O plano permite que a Azul avance para a fase final do processo de reestruturação, com expectativa de conclusão no início de 2026. A proposta contempla a redução de mais de US$ 3 bilhões em dívidas e obrigações.
A aprovação judicial ocorre enquanto a empresa tem obtido ganhos operacionais, mas ainda bastante presa a dívidas volumosas.
Parte do plano prevê uma Oferta de Direitos de Ações de até US$ 950 milhões, reforçando a estrutura de capital da companhia. A transação está alinhada à estratégia de fortalecimento financeiro da Azul.

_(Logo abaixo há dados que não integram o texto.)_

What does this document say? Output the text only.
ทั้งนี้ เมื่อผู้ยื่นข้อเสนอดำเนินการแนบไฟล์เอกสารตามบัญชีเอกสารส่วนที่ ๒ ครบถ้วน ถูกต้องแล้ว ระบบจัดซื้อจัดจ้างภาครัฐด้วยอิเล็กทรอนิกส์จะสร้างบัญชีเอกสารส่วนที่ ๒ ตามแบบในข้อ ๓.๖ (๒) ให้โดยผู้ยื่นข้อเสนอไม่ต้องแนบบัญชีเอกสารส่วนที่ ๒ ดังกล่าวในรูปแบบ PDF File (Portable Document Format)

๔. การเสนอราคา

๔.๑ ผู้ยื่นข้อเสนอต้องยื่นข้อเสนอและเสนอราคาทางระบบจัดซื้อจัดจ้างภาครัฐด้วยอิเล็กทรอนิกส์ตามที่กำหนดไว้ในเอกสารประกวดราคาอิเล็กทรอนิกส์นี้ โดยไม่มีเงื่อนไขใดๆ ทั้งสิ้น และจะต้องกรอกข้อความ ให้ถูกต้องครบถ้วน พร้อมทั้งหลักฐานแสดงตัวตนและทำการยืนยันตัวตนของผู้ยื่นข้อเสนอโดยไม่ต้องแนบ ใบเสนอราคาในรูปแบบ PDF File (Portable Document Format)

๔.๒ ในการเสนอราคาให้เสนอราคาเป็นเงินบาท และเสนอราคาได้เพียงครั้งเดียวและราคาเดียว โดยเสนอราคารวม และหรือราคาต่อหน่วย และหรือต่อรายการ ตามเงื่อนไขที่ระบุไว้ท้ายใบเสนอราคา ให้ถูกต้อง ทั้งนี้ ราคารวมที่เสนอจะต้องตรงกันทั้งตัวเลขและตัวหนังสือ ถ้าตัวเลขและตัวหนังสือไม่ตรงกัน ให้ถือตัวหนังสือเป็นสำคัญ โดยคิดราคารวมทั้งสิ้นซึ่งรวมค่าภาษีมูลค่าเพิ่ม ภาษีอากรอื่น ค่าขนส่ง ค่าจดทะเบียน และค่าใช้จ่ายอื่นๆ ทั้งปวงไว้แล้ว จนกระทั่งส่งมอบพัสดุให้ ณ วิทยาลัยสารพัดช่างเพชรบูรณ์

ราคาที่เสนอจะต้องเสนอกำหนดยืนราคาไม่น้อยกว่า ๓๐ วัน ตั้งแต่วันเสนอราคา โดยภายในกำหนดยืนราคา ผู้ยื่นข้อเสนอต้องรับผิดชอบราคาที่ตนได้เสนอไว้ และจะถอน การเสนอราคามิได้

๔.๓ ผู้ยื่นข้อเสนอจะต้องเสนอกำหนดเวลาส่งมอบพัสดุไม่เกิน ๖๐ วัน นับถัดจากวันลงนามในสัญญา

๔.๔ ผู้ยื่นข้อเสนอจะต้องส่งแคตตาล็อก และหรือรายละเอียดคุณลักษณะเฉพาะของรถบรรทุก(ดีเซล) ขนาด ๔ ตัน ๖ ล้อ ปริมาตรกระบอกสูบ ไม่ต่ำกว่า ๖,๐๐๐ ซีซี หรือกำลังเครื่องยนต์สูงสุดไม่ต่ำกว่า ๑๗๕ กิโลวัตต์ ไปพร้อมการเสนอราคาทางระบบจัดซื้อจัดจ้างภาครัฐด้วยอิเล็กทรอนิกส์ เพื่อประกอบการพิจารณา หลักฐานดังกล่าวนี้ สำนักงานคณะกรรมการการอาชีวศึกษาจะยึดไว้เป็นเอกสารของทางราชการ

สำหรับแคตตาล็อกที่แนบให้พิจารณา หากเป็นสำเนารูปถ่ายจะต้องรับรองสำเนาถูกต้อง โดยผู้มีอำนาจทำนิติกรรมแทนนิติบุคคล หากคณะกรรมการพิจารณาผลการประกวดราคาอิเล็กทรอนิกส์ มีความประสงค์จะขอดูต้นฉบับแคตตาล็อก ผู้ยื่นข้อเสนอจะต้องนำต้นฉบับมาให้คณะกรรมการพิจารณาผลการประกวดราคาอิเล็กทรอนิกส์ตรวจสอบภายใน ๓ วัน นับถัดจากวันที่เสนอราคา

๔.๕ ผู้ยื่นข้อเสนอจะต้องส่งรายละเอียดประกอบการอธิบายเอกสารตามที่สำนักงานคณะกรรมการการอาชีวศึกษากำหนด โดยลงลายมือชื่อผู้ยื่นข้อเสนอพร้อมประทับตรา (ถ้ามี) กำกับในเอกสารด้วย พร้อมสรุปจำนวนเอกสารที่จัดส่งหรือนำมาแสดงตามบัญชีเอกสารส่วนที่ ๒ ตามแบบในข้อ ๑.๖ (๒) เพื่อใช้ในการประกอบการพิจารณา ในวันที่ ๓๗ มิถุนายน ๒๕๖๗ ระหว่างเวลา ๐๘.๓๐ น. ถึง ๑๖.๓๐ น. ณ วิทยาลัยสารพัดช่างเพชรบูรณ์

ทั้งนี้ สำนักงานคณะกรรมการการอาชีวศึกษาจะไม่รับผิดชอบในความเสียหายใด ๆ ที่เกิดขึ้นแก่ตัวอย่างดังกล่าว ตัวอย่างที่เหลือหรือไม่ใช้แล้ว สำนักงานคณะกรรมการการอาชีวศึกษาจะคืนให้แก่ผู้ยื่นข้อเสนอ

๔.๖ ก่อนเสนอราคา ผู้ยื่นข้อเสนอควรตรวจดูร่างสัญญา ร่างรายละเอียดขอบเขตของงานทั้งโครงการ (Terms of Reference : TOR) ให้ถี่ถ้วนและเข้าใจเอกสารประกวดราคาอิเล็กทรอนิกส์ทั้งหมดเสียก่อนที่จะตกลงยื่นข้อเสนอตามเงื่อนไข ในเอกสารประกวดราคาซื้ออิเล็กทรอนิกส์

“Este marco representa um passo decisivo rumo à conclusão de nossa transformação financeira e à saída do processo como uma Companhia ainda mais forte”, disse John Rodgerson, CEO da Azul.
A Azul entrou com pedido de proteção judicial nos Estados Unidos em maio após tentar por vários meses renegociar suas dívidas diretamente com os credores. A empresa aérea foi a terceira no país a buscar a saída do Capítulo 11 após a Latam e a GOL. A Avianca da Colômbia também não teve outra alternativa e solicitou o mesmo em meio à pandemia.
A despeito do discurso otimista de seus executivos, a Azul deve sair da restruturação com perdas em sua malha de voos doméstica e internacional já que terá de abrir mão de parte da sua frota de aviões.